Dietmar Bartsch, MdB und Kandidat für den Parteivorsitz von Die Linke, soll sich am 30.10.2011 in der Berliner Gallerie vor 20 Zuhörer_innen abfällig über ALG-II-Bezieher_innen geäußert haben. Uli Gellermann bestätigte mir, dass er folgenden Satz gehört habe:
Da in Zeiten schlechter Wahlergebnisse die Mandate knapper seien, würden sich die Abgeordneten der Linkspartei um die Posten streiten wie „die Hartz-Vierer um den Alkohol“. Uli Gellermann: Dietmar Bartsch. Das verrutschte Lächeln
Ich dokumentiere seit ein paar Jahren die erschreckende Kontinuität, mit der Spitzenpolitiker – und seltener Spitzenpolitikerinnen – Arbeitslose und Obdachlose diffamieren. Bislang war noch kein Spitzenpolitiker der Linken mit dabei. Das scheint sich jetzt geändert zu haben. Bislang hat es kaum wirkliche Entschuldigungen. Denn in der Regel dienten diese Angriffe als Einleitungen in sogenannte „Faulheitsdebatten“, um bevorstehende Sozialkürzungen zu legitimieren. Oder aber sie dienten als Absprung aus einer kleineren Partei in eine größere, wie dies bei Oswald Metzger der Fall war, der nach seinen diskriminierenden Äußerungen gegenüber Arbeitslose von den Grünen zur CDU wechselte. Und dann zudem noch beim Konvent für Deutschland aufgenommen wurde, dessen honorige Mitglieder Stammplätze in der Liste klassistischer Politiker_innen zu beanspruchen scheinen.
Differenzierung klassendiskriminierender Äußerungen
Klassendiskriminierende Äußerungen von Politiker_innen sind zu differenzieren:
- Klassistische Äußerungen können dazu da sein, Faulheitsdebatten auszulösen.
- Sie können eingesetzt werden, um rechtspopulistisch auf Stimmenanfang zu gehen.
- Politiker_innen können sich ins Gespräch bringen, eine schlechte Publicity ist besser als keine.
- Diskriminierende Äußerungen können auch einfach nur unbeabsichtigt das eigene vorurteilsbehaftete Weltbild bloßlegen.

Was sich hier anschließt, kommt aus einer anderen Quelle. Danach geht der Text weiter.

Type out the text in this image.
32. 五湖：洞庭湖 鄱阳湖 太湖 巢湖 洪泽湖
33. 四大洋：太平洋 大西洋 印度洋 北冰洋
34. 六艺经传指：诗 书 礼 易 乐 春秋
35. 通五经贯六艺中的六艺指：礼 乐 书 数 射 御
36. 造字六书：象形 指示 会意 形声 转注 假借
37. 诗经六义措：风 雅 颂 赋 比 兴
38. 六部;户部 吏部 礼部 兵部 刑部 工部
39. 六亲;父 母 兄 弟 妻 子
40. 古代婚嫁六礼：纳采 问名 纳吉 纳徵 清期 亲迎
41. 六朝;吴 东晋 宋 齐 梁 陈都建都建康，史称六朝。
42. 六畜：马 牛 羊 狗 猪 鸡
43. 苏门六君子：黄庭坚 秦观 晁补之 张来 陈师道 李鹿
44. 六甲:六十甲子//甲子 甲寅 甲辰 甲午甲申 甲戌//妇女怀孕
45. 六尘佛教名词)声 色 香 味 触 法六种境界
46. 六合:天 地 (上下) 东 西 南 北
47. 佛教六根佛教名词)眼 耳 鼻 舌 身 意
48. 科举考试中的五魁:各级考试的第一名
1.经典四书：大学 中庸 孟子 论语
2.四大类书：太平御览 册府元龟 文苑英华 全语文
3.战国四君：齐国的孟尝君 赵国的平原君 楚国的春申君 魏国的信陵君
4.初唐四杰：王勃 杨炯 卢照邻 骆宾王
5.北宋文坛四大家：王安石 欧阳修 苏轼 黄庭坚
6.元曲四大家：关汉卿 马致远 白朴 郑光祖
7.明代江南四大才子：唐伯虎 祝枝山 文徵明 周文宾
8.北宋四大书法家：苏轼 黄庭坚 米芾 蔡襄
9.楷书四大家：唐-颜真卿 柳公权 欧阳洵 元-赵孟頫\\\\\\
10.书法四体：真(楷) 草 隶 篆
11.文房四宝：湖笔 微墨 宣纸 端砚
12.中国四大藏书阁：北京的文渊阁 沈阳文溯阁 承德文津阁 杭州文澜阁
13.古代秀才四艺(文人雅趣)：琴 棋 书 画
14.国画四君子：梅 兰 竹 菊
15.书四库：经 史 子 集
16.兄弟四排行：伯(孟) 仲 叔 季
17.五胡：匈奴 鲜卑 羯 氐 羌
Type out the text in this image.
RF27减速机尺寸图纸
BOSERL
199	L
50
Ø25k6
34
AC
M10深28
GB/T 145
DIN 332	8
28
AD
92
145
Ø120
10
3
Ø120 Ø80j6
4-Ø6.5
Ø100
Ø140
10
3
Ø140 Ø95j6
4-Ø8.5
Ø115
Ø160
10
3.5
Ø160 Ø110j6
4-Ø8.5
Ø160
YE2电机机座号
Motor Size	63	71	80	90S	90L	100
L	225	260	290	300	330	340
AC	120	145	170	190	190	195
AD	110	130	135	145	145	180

- Oder – bestenfalls – können sie als nicht böse gemeinter Witz gemeint sein. Spitzenpolitiker_innen müssten sich allerdings über den Unterschied einer Rede und einer Unterhaltung im vertrauten Kreis bewusst sein.
Eine Kombination der verschiedenen Punkte wird die Regel sein. Hoffen wir im Falle von Bartsch, dass nur der letzte Punkt zutrifft.
Auch Dohnanyi setzte sich für Schulreform ein und unterstützte danach Sarrazin
Der Unterschied in der sozialen Absicherung und Anerkennung zwischen Mitgliedern des Bundestages und ALG-II-Bezieher_innen ist immens. Auch wenn sich Dietmar Bartsch politisch für Arbeitslose einsetzen sollte, bleibt der Unterschied bestehen. Ein politisches Engagement sollte ehrlich gemeint sein. Klaus von Dohnanyi unterstütze als zentrale Figur die Hamburger Schulreform, die dann scheiterte. Unmittelbar danach sprach er von „Sozialen Rassen“ und davon, dass nichts, aber auch gar nichts in Sarrazins „Deutschland schafft sich ab“ falsch sei.
Das Misstrauen ist also gerechtfertigt. Dietmar Bartsch sollte sich entschuldigen, wenn ihm dieser Satz rausgerutscht ist.
Nachtrag: 09.12.2011 2:53
Dietmar Bartsch hat sich zu Wort gemeldet und sagt, dass es diese Äußerung von ihm nicht gegeben hat. Nun steht es Aussage gegen Aussage. Daher werde ich den Satz wieder aus der Dokumentation entfernen. Vorerst. Die Leiterin des Gesprächskreises, Brigitte Zimmermann, bestätigte „Welt Online“, dass ein „unglücklicher Vergleich“ gefallen sei, den Dietmar Bartsch sofort richtigstellte, das Zitat von Uli Gellermann könne sie so nicht bestätigen, inhaltlich wolle sie sich auch nicht äußern. Problematisch bleibt, dass Dietmar Bartsch diesen „unglücklichen Vergleich“ und dessen „Richtigstellung“ nicht selber benennt.